The American Republic Since 1877 © 2007

Chapter 10: Urban America, 1865—1896

Chapter Overviews

This chapter looks at the urbanization and industrialization of cities after the Civil War and how these developments impacted American society and culture.

Section 1 discusses the reasons why millions of immigrants settled in the United States after the Civil War. Of the fourteen million immigrants that arrived in the United States between 1860 and 1900, most came from Asia and eastern and southern Europe. Although the reasons why they immigrated varied, many Europeans came to avoid religious persecution and forced military service, or to break free of Europe's class system. Chinese immigrants wanted to escape China's unemployment, poverty, and political unrest. Most Europeans endured a difficult voyage to the United States aboard a steamship and disembarked at Ellis Island—an immigrant processing center. Many of the immigrants from Japan and China who arrived on the West Coast during the late 1800s disembarked at Angel Island. Most immigrants settled in cities and formed ethnically separated neighborhoods. Nativism, which spread as immigration increased, led to immigration restrictions and violence against immigrants.

Section 2 looks at the urbanization of the United States. In the years following the Civil War, the number of American cities greatly expanded, and urban populations grew rapidly. Immigrants and farmers poured into the cities, creating almost unbearable congestion. New technologies paved the way for skyscrapers, suspension bridges, and new methods of mass transit. Distinct neighborhoods emerged, separating the cities' social classes. The majority of urban dwellers were the working class who suffered deplorable living conditions in dark and crowded tenements. The problems of rapidly growing cities included threats of crime, violence, fire, disease, and pollution. Political machines, controlled by party bosses, addressed urban problems by providing essential city services in return for the loyalty of urban immigrant groups. Corruption plagued political machines, however, since party bosses also controlled cities' finances.

Section 3 describes how the late 1800s, an era called the Gilded Age, gave rise to new values, art, and forms of entertainment. During the era, many Americans firmly believed in individualism—an idea that the individual had the power to create his or her own future. Social Darwinism, another powerful idea of the era, reinforced individualism and suggested that only the fittest people within a society would survive. Industrialists embraced Social Darwinism as justification for their aggressive business practices. Some business leaders tempered Social Darwinism by proposing that wealthy Americans had the responsibility of using their wealth to further social progress. New movements in art and literature focused on capturing the world realistically. As industrialization increased the disposable incomes and leisure time for many, people began to enjoy new forms of entertainment and recreation.

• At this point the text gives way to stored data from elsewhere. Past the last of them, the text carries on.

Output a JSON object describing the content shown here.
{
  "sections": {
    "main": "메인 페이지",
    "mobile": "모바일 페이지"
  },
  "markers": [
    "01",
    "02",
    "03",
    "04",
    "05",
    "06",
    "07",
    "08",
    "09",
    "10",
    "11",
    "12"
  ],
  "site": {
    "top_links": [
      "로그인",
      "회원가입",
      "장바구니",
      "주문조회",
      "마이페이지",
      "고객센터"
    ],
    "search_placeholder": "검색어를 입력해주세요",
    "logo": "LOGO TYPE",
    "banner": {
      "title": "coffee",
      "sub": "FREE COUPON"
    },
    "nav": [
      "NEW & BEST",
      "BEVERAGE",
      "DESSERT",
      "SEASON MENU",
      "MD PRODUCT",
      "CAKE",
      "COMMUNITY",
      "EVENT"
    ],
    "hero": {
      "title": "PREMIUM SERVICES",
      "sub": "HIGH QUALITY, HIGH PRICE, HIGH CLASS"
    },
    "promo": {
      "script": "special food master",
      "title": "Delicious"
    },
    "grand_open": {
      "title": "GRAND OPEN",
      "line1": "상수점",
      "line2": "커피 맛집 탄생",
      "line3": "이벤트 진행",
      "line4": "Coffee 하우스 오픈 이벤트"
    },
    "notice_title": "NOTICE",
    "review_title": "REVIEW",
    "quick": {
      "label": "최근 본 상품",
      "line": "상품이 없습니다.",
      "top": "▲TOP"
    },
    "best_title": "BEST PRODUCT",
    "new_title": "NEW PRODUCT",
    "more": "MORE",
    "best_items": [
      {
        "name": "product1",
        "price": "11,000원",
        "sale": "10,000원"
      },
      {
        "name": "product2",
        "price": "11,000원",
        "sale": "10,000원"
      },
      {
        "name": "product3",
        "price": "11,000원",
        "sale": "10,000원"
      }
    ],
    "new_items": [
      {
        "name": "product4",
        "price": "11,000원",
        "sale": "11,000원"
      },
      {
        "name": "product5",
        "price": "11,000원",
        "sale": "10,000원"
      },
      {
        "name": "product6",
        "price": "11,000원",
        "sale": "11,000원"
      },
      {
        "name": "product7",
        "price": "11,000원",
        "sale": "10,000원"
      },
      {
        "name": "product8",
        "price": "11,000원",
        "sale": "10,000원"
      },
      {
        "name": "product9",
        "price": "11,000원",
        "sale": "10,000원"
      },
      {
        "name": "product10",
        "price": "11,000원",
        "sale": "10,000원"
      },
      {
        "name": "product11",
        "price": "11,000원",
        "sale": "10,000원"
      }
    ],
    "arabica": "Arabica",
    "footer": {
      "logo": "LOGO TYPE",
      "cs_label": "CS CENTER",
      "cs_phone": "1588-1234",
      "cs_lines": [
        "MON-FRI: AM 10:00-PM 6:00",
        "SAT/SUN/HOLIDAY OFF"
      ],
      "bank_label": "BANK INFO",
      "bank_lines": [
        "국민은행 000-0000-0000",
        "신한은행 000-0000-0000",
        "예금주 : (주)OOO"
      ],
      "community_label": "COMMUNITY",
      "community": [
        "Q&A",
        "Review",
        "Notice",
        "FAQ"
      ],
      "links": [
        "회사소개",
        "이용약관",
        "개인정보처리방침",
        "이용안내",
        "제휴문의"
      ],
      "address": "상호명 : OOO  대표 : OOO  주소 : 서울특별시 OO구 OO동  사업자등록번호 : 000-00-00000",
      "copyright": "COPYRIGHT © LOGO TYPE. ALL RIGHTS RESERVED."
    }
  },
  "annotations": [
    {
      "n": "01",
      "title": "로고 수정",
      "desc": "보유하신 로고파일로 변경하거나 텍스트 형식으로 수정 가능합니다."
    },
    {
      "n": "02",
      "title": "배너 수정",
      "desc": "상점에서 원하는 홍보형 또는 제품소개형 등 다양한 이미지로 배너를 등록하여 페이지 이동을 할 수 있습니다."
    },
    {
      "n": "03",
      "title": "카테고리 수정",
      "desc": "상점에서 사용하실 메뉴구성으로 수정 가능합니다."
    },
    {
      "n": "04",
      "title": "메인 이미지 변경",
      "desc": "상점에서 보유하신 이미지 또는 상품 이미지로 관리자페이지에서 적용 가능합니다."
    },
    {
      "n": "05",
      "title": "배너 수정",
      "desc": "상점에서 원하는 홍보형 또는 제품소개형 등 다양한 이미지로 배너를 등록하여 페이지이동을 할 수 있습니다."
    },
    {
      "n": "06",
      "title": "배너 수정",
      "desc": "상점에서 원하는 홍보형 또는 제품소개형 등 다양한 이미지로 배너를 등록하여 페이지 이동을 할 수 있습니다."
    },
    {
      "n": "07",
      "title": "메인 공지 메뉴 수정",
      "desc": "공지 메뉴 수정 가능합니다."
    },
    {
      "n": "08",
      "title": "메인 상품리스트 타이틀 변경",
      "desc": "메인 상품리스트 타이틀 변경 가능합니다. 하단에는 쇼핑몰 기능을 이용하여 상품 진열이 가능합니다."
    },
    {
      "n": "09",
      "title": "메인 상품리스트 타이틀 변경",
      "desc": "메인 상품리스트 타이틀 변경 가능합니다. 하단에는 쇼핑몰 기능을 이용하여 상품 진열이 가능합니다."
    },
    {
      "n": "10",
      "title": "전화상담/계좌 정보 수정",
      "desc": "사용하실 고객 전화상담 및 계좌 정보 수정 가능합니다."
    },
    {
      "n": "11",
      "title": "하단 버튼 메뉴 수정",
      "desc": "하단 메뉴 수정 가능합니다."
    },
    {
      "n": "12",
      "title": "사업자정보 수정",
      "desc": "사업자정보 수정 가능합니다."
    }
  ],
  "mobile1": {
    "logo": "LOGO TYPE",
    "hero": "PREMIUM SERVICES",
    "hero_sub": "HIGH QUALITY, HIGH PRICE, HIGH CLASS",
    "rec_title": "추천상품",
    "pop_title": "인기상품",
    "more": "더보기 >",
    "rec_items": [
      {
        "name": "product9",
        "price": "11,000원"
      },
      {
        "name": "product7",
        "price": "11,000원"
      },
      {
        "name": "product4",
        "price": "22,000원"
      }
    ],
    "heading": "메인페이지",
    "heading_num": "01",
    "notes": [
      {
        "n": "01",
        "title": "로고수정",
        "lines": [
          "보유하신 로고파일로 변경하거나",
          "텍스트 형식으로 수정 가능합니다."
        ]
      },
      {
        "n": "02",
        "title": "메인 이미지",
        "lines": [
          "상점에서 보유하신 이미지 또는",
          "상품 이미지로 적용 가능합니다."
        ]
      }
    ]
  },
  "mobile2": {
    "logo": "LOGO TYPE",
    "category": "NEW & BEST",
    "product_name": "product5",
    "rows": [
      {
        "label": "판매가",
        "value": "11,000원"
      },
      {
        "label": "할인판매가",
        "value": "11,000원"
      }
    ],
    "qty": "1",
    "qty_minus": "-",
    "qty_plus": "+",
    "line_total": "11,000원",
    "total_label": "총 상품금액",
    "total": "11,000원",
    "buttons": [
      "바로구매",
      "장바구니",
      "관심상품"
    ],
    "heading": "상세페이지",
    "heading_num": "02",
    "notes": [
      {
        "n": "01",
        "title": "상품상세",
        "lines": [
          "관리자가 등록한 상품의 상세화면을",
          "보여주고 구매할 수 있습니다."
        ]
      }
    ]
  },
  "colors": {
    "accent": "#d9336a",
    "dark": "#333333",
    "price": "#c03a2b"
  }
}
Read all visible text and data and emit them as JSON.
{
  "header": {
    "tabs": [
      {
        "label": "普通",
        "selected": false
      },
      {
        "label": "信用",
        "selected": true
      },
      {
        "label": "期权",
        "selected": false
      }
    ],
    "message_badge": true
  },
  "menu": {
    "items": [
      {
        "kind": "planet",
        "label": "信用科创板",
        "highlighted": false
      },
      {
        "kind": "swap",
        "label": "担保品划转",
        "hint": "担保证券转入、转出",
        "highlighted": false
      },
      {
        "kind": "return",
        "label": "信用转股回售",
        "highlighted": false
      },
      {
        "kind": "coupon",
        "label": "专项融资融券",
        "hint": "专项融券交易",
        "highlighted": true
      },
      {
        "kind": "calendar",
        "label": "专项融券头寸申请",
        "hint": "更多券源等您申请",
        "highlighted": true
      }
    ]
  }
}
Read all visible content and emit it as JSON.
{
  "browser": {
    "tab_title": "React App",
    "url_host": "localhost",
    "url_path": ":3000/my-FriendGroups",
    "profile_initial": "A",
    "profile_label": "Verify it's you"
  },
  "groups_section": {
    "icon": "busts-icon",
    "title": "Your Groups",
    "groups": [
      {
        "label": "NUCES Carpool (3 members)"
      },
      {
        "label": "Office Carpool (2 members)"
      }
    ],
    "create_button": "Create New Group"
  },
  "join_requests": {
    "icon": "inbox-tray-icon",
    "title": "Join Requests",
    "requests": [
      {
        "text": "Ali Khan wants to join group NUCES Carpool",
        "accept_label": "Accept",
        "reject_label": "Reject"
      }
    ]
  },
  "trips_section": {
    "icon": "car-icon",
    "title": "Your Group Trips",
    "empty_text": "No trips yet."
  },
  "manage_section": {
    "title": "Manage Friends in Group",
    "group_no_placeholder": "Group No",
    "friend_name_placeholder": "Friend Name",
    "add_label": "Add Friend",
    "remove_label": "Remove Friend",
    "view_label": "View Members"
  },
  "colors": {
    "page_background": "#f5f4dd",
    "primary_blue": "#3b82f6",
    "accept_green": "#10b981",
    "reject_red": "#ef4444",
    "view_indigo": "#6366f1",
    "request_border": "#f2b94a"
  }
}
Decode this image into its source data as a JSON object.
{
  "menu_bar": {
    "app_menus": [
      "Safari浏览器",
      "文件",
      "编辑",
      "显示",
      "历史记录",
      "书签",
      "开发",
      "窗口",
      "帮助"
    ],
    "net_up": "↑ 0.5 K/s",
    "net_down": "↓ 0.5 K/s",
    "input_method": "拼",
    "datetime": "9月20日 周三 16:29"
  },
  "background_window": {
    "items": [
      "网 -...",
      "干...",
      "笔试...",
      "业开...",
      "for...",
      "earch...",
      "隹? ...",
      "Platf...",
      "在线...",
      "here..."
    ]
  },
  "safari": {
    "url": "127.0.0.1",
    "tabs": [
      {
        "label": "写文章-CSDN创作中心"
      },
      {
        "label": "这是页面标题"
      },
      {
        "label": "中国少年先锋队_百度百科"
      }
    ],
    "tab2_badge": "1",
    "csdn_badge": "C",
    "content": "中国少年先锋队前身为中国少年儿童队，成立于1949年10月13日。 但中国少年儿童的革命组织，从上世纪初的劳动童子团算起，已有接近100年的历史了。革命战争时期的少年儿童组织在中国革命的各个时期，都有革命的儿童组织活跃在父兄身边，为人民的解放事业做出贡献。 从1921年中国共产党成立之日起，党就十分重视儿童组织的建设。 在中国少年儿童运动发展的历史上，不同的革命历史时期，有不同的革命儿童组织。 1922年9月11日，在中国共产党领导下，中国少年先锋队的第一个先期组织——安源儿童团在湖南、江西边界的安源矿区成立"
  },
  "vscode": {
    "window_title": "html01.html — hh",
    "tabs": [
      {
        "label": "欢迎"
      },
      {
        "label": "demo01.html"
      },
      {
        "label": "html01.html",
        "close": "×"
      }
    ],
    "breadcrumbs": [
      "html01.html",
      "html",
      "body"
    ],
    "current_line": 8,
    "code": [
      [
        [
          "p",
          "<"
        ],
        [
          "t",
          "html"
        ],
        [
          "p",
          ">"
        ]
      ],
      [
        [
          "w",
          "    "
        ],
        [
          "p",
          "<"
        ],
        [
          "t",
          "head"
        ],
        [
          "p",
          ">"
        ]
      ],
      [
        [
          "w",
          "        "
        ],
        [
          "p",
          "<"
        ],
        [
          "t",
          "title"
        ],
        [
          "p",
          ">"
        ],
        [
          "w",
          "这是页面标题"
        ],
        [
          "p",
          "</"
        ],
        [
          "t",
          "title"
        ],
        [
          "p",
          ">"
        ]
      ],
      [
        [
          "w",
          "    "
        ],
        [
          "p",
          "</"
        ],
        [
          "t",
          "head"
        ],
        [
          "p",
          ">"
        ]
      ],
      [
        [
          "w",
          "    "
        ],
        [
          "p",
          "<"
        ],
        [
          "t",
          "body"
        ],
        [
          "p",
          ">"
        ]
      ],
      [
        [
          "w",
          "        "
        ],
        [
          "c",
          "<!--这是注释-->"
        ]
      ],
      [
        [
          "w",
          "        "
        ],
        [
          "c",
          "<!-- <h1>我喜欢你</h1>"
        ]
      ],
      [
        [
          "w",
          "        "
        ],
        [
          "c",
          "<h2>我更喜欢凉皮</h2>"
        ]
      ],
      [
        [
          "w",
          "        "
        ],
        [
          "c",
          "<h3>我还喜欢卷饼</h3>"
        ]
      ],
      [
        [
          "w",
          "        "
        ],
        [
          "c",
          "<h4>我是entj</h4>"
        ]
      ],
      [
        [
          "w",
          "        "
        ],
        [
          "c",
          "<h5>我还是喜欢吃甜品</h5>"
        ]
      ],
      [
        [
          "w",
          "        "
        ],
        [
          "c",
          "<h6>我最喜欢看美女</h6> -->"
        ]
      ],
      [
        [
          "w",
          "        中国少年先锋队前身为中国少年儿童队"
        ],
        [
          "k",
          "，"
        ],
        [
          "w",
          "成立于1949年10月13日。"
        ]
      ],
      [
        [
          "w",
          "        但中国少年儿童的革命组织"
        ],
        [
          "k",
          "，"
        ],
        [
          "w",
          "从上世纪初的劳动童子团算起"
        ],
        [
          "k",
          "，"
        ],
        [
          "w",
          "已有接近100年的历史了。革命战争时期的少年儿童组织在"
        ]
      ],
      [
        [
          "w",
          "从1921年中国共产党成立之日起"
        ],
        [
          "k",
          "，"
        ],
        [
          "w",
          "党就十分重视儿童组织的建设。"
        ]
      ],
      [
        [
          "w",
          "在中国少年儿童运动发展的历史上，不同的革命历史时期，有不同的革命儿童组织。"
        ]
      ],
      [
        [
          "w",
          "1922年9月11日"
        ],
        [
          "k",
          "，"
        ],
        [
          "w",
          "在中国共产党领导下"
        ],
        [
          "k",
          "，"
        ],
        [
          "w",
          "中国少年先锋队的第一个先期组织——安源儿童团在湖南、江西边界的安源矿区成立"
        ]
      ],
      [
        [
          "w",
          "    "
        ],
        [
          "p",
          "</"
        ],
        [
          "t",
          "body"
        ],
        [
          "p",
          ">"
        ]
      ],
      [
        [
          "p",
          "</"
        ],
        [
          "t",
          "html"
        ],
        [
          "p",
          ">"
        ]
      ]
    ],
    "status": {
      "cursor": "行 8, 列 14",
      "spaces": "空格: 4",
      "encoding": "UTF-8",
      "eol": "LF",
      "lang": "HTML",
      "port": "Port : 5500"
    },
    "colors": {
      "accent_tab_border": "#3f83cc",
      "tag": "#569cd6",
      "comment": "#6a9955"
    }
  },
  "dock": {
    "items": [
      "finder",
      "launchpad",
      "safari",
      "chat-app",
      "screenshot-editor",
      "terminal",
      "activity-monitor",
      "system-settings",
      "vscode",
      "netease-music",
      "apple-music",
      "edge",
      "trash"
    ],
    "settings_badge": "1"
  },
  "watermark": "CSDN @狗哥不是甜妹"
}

Section 4 reviews how the social problems of the urban poor stimulated a reform movement at the turn of the century. In the late 1800s and early 1900s, many people began to challenge the ideas of Social Darwinism by suggesting that the government should play a role in easing urban societies' problems. Writers, known as naturalists, criticized industrial society and suggested that some people's circumstances were beyond their control. As the ideas of naturalists spread, social reformers began to establish programs like the Salvation Army and the YMCA, women's clubs, and settlement houses to create better lives for urban dwellers. In addition, reformers in the Social Gospel movement advocated that churches should take an active role in improving society. Demand for skilled workers multiplied the number of public schools, colleges, and libraries, and educational opportunities for city dwellers improved.